«Un attacco alla Lombardia» Lo scontro sulla formazione accende i presidi a convegno

Braccio di ferro tra la regione lombarda e il ministero della Pubblica istruzione, motivo del contendere la legge per la riforma del sistema scolastico in Lombardia.
Se ne è avuto eco anche l’altro pomeriggio nel corso del convegno rivolto ai dirigenti scolastici e organizzato al Pirellone sotto la presidenza di Valentina Aprea, responsabile scuola di Forza Italia. Uno dei temi più dibattuti è stato appunto l’iniziativa del ministro Giuseppe Fioroni di impugnare il provvedimento regionale. Un’iniziativa che è stata duramente attaccata dall’assessore regionale all’Istruzione Gianni Rossoni.

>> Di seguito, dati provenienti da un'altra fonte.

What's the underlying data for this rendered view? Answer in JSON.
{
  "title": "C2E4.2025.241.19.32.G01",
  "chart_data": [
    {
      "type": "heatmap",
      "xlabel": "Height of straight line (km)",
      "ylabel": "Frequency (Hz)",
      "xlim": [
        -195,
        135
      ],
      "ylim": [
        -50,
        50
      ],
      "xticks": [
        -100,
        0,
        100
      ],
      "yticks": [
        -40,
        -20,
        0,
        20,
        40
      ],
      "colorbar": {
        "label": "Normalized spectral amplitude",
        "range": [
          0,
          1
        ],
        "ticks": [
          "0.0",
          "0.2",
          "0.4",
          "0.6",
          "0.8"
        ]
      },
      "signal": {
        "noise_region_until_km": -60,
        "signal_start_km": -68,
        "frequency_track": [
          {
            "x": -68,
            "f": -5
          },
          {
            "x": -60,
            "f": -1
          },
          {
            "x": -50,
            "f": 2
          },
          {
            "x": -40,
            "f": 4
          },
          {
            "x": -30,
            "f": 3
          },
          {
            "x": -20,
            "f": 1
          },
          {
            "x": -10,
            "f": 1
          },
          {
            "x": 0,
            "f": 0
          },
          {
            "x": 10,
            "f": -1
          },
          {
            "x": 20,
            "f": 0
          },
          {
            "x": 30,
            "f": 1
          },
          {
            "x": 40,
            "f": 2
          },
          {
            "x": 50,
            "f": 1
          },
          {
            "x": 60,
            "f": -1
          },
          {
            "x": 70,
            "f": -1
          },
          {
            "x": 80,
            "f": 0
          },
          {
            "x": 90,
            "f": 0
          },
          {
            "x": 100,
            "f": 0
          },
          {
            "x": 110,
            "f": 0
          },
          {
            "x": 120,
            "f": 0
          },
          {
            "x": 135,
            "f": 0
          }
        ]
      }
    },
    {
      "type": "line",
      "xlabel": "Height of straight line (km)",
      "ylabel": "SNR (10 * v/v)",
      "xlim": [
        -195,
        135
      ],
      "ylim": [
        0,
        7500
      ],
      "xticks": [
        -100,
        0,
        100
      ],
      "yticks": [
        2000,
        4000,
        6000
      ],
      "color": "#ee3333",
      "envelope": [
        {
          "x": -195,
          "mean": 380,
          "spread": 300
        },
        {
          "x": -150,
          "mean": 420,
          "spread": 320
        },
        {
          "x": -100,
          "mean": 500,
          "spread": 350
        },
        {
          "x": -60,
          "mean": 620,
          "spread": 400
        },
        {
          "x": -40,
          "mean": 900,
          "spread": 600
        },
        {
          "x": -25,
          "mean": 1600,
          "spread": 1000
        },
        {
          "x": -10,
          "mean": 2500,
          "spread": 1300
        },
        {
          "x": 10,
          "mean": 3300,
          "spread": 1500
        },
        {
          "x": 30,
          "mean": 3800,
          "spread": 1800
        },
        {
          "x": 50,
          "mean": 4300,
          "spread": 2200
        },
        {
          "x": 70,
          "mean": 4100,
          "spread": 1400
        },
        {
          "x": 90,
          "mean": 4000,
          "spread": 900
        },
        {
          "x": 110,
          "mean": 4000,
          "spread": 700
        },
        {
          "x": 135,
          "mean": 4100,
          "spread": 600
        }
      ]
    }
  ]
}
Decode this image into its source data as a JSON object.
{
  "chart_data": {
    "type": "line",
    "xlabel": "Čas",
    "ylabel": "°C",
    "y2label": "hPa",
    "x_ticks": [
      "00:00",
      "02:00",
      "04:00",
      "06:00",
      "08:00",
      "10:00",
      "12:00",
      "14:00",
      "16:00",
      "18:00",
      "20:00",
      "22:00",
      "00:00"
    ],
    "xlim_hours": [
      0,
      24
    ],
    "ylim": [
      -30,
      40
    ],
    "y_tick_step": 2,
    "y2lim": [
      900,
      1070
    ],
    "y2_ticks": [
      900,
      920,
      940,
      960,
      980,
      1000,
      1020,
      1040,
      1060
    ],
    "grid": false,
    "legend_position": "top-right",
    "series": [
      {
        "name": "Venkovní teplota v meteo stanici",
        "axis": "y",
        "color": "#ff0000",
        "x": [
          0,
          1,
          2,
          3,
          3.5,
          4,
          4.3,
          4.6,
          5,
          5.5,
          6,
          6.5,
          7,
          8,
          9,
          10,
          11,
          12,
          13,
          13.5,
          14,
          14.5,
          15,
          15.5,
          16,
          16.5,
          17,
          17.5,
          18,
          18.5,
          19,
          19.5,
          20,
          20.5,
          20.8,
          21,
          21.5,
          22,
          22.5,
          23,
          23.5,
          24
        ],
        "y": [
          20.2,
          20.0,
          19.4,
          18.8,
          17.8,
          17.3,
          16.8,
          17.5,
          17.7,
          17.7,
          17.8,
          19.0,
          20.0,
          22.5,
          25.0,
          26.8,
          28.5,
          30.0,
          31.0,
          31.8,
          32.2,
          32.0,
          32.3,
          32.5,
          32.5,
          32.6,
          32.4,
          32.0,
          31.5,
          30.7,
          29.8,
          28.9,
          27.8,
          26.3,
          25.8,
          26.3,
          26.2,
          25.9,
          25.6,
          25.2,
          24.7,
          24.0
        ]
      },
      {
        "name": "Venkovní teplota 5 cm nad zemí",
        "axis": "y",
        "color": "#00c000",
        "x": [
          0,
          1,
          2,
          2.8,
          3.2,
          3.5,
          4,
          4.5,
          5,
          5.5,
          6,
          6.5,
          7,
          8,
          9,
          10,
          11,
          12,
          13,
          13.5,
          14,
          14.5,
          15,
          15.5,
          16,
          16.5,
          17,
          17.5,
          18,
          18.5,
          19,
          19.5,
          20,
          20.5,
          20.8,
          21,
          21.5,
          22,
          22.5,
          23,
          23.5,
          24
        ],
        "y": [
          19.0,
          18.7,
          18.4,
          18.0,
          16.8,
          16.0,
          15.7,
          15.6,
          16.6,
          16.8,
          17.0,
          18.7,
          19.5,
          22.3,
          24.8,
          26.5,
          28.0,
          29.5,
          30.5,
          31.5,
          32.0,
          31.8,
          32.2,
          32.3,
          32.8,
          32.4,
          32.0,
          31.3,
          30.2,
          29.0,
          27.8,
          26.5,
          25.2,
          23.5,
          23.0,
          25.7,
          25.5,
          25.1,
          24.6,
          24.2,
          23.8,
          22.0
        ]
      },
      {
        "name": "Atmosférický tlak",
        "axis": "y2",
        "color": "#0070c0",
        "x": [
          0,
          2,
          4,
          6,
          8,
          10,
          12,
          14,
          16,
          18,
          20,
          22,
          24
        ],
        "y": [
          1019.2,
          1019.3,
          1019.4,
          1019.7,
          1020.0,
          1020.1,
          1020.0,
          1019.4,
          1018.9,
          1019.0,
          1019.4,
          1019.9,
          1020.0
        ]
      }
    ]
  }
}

«Quello di Fioroni - ha detto l’assessore - è un ricorso non contro l’istituzione regionale, ma contro tutto il territorio della Lombardia, inteso come mondo economico, scolastico, formativo e sociale, che ha salutato con grande entusiasmo la riforma contenuta nella legge regionale 19/07, e che vede ora compromessa una crescita di qualità indispensabile per farci competere in Europa».
L’altra mattina un gruppo di studenti aveva manifestato contro la legge scolastica voluta dalla giunta di Formigoni. Anche su questa manifestazione è intervenuto l’assessore: «Voglio ricordare a chi manipola questi ragazzi – ha detto - che non è certo Regione Lombardia a produrre riforme senza il confronto con i soggetti interessati. Si rivolgano semmai al loro ministro, che sta cambiando il mondo della scuola a colpi di decreti, eludendo qualsiasi forma di dialogo con chi nella scuola vive e lavora».
Tra gli interventi anche quello dell’assessore comunale all’Educazione Mariolina Moioli che ha voluto ricordare l’impegno del Comune per l’integrazione degli alunni stranieri e per il contributo dato a novemila famiglie delle matricole delle medie per l’acquisto dei libri di testo.